C'était pour saluer cela, en espérant que, par la suite, cette certification se fera par des entreprises sous l'égide de l'Etat et pas par des organismes privés puisqu'il y a un risque par rapport à cela.

Mme Pénélope KOMITÈS, adjointe, présidente. - Merci, Monsieur GLEIZES.

Pour vous répondre, Monsieur GRÉGOIRE.

M. Emmanuel GRÉGOIRE, adjoint. - Merci, Madame la Maire.

Merci beaucoup, Monsieur GLEIZES, de mettre en lumière ce travail effectivement un peu aride, mais très important pour notre collectivité, puisqu'il s'agit, dans le cadre de la loi NOTRe, de l?expérimentation de la certification des comptes des collectivités, comme 23 autres collectivités se prêtent à l'exercice. C'est précieux parce que, pour bien comprendre le sujet, une entreprise - c'est une obligation légale - doit faire certifier ses comptes par un commissaire aux comptes qui doit assurer la régularité et la transparence, la sincérité des comptes d'une entreprise.

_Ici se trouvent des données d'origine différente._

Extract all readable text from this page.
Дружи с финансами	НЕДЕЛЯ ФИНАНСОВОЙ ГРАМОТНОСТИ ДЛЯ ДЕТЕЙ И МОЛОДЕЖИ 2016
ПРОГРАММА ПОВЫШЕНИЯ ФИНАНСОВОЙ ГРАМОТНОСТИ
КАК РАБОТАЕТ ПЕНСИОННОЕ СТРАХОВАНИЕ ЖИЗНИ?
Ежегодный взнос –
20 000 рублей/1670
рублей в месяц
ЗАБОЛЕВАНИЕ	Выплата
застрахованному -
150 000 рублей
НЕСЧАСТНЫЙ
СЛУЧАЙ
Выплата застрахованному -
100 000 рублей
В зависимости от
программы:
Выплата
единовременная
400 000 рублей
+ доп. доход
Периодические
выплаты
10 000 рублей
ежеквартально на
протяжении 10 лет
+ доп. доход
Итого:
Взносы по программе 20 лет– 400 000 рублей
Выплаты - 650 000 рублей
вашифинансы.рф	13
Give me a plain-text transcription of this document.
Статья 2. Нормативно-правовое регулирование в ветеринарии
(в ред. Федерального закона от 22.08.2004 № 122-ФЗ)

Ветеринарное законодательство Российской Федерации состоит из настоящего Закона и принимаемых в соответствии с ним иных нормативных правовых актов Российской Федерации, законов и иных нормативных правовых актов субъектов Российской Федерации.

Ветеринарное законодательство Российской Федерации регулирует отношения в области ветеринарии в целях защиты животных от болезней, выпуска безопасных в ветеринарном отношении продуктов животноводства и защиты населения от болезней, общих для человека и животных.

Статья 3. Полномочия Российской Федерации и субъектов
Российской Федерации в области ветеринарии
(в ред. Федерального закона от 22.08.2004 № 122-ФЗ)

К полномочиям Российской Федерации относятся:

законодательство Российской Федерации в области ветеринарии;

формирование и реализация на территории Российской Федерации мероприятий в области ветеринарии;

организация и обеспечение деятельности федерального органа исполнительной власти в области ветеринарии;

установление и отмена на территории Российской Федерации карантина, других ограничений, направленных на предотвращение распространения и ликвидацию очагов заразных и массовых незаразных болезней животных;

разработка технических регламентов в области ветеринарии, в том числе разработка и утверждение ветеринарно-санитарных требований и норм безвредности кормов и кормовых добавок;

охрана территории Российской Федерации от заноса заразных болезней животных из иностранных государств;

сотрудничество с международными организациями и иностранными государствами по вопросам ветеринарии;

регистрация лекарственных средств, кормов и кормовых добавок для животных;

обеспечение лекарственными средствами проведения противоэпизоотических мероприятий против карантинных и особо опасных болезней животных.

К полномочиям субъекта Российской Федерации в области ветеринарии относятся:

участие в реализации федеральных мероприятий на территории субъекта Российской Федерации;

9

L'idée est de transposer cela aux acteurs publics qui, et c?est surprenant, en étaient exempts jusqu'à présent. C?est précieux pour nous à deux titres. D?abord, je crois que, du point de vue démocratique, c'est important sur le sujet de la transparence des finances publiques et, pour ce qui nous concerne, les finances de la Ville de Paris. Le deuxième aspect, c'est que ce sera un outil précieux dans les discussions que nous avons avec nos partenaires financiers, que ce soit sur le segment du financement via nos émissions obligataires, via les relations avec les agences de notation et avec l'ensemble des partenaires qui sont amenés, à un moment ou à un autre, à concourir au financement des politiques publiques parisiennes.

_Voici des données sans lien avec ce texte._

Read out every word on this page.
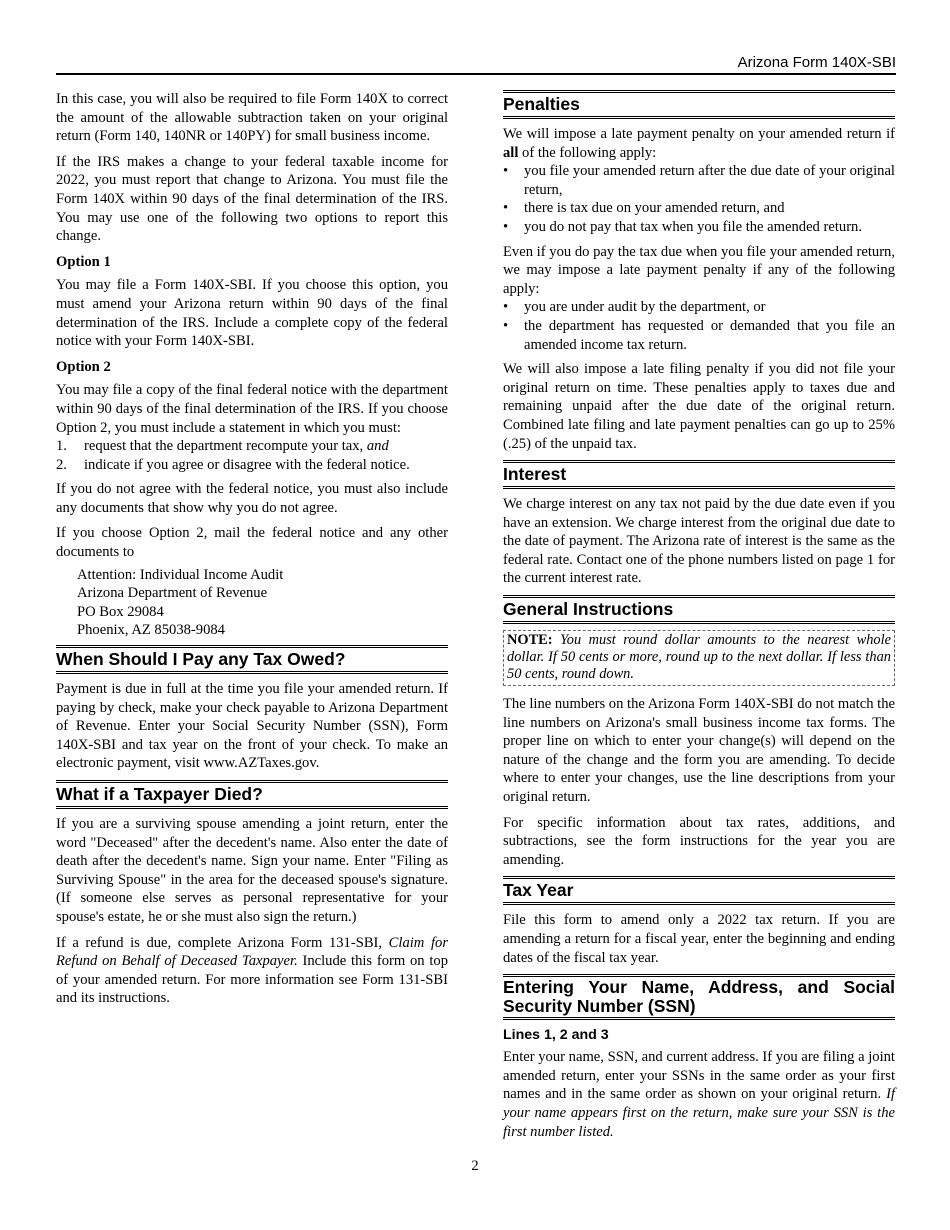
Arizona Form 140X-SBI

In this case, you will also be required to file Form 140X to correct the amount of the allowable subtraction taken on your original return (Form 140, 140NR or 140PY) for small business income.

If the IRS makes a change to your federal taxable income for 2022, you must report that change to Arizona. You must file the Form 140X within 90 days of the final determination of the IRS. You may use one of the following two options to report this change.

Option 1

You may file a Form 140X-SBI. If you choose this option, you must amend your Arizona return within 90 days of the final determination of the IRS. Include a complete copy of the federal notice with your Form 140X-SBI.

Option 2

You may file a copy of the final federal notice with the department within 90 days of the final determination of the IRS. If you choose Option 2, you must include a statement in which you must:

1. request that the department recompute your tax, and
2. indicate if you agree or disagree with the federal notice.

If you do not agree with the federal notice, you must also include any documents that show why you do not agree.

If you choose Option 2, mail the federal notice and any other documents to

Attention: Individual Income Audit
Arizona Department of Revenue
PO Box 29084
Phoenix, AZ 85038-9084
When Should I Pay any Tax Owed?

Payment is due in full at the time you file your amended return. If paying by check, make your check payable to Arizona Department of Revenue. Enter your Social Security Number (SSN), Form 140X-SBI and tax year on the front of your check. To make an electronic payment, visit www.AZTaxes.gov.

What if a Taxpayer Died?

If you are a surviving spouse amending a joint return, enter the word "Deceased" after the decedent's name. Also enter the date of death after the decedent's name. Sign your name. Enter "Filing as Surviving Spouse" in the area for the deceased spouse's signature. (If someone else serves as personal representative for your spouse's estate, he or she must also sign the return.)

If a refund is due, complete Arizona Form 131-SBI, Claim for Refund on Behalf of Deceased Taxpayer. Include this form on top of your amended return. For more information see Form 131-SBI and its instructions.

Penalties

We will impose a late payment penalty on your amended return if all of the following apply:

• you file your amended return after the due date of your original return,
• there is tax due on your amended return, and
• you do not pay that tax when you file the amended return.

Even if you do pay the tax due when you file your amended return, we may impose a late payment penalty if any of the following apply:

• you are under audit by the department, or
• the department has requested or demanded that you file an amended income tax return.

We will also impose a late filing penalty if you did not file your original return on time. These penalties apply to taxes due and remaining unpaid after the due date of the original return. Combined late filing and late payment penalties can go up to 25% (.25) of the unpaid tax.

Interest

We charge interest on any tax not paid by the due date even if you have an extension. We charge interest from the original due date to the date of payment. The Arizona rate of interest is the same as the federal rate. Contact one of the phone numbers listed on page 1 for the current interest rate.

General Instructions
NOTE: You must round dollar amounts to the nearest whole dollar. If 50 cents or more, round up to the next dollar. If less than 50 cents, round down.

The line numbers on the Arizona Form 140X-SBI do not match the line numbers on Arizona's small business income tax forms. The proper line on which to enter your change(s) will depend on the nature of the change and the form you are amending. To decide where to enter your changes, use the line descriptions from your original return.

For specific information about tax rates, additions, and subtractions, see the form instructions for the year you are amending.

Tax Year

File this form to amend only a 2022 tax return. If you are amending a return for a fiscal year, enter the beginning and ending dates of the fiscal tax year.

Entering Your Name, Address, and Social Security Number (SSN)
Lines 1, 2 and 3

Enter your name, SSN, and current address. If you are filing a joint amended return, enter your SSNs in the same order as your first names and in the same order as shown on your original return. If your name appears first on the return, make sure your SSN is the first number listed.

2
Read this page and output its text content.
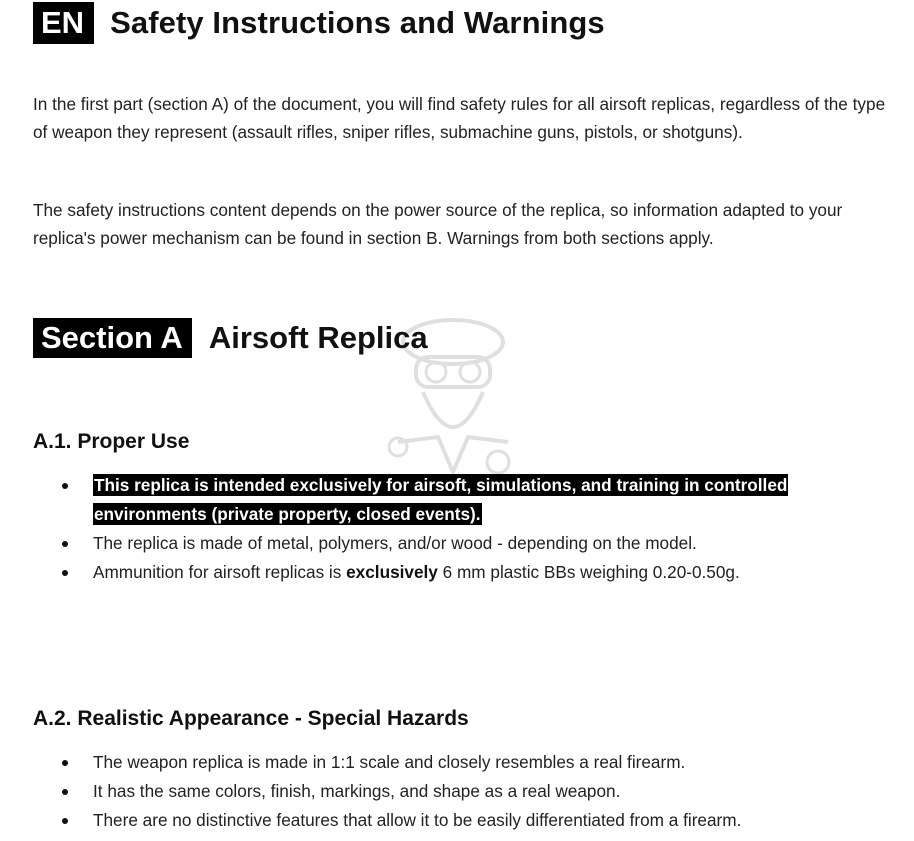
EN Safety Instructions and Warnings

In the first part (section A) of the document, you will find safety rules for all airsoft replicas, regardless of the type of weapon they represent (assault rifles, sniper rifles, submachine guns, pistols, or shotguns).

The safety instructions content depends on the power source of the replica, so information adapted to your replica's power mechanism can be found in section B. Warnings from both sections apply.

Section A Airsoft Replica
A.1. Proper Use
This replica is intended exclusively for airsoft, simulations, and training in controlled environments (private property, closed events).
The replica is made of metal, polymers, and/or wood - depending on the model.
Ammunition for airsoft replicas is exclusively 6 mm plastic BBs weighing 0.20-0.50g.
A.2. Realistic Appearance - Special Hazards
The weapon replica is made in 1:1 scale and closely resembles a real firearm.
It has the same colors, finish, markings, and shape as a real weapon.
There are no distinctive features that allow it to be easily differentiated from a firearm.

C'est un sujet très aride qui demande beaucoup de travail à la Direction des Finances et des Achats, et je veux les remercier de leur engagement et de leur disponibilité, remercier également la double juridiction qui instruit ce projet de certification puisque ce sont à la fois des magistrats de la Cour des comptes et de la Chambre régionale des comptes qui nous accompagnent, et de me féliciter des bonnes relations de travail que nous entretenons avec ces deux juridictions dont l'aide nous est précieuse.

Mme Pénélope KOMITÈS, adjointe, présidente. - Merci, Monsieur GRÉGOIRE.

Je mets aux voix, à main levée, le projet de délibération DFA 26.

Qui est pour ?

Qui est contre ?

Qui s?abstient ?

Le projet de délibération est adopté. (2018, DFA 26).